To the best of our knowledge, we report the first two cases of ureteral and bladder obstructive EMP arising during the course of MM. In both cases, EMP occurred after alloSCT in patients experiencing GVHD. Indeed, EMP tend to be more frequent after SCT, particularly in alloSCT patients experiencing GVHD. The occurrence of GVHD usually requires intense immunosuppression that leads to the loss of the graft versus myeloma (GVM) effect and to the persistence of plasma cells sanctuary sites and/or of particularly resistant plasma cell clone. Reduced-intensity conditioning regimen may also increase the risk of EMP [3,5].

The occurrence of EMP relapse after HSCT does not impact patients overall and progression-free survival compared to the occurrence of MM medullary relapse. Patients’ prognosis after MM relapse following HSCT is poor with a median survival of 25 and 40 months in the allo-HSCT and the auto-HSCT groups, respectively, regardless of the relapse site [4]. However, both patients presented herein had a rapid and sustained complete response to chemotherapy with no MM relapse after 24 and 20 months’ follow-up. No surgical resection of the EMP had been necessary.

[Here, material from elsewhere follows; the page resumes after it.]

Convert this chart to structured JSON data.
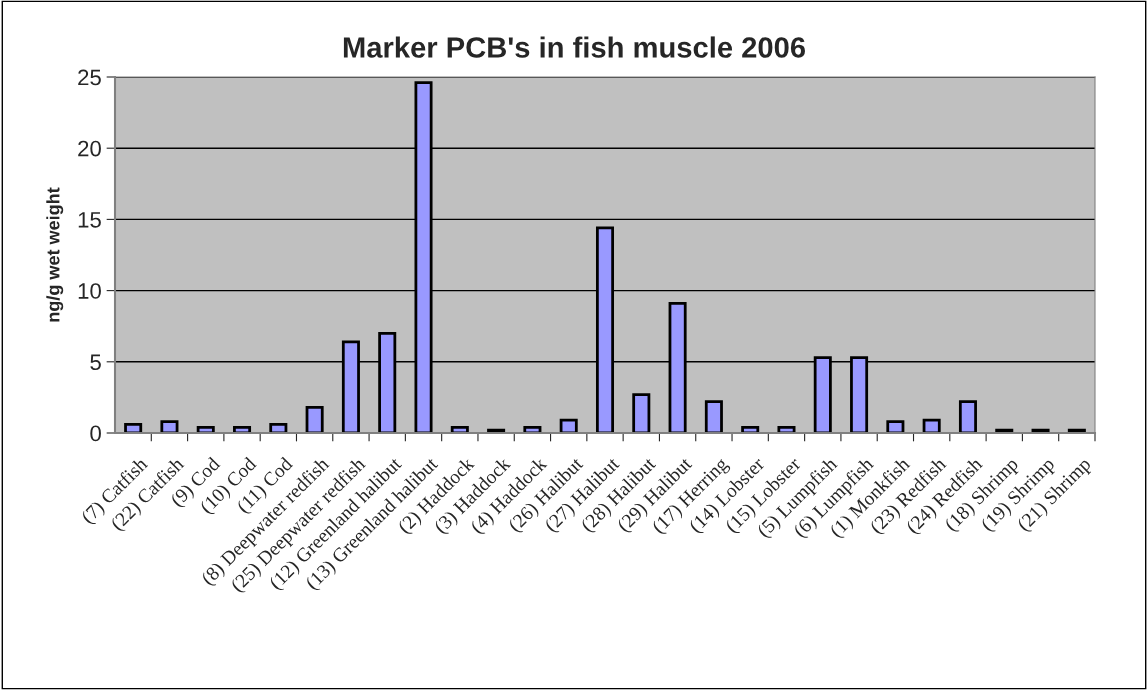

In conclusion, the occurrence of EMP in the urinary tract during the course of MM is rare. However, clinicians must be aware that EMP may be responsible for acute obstruction of urinary tract even in the absence of medullary progression of the disease. Chemotherapy may prove efficient in inducing remission and regression of the tumour without surgical resection.

Conflict of interest statement. None declared.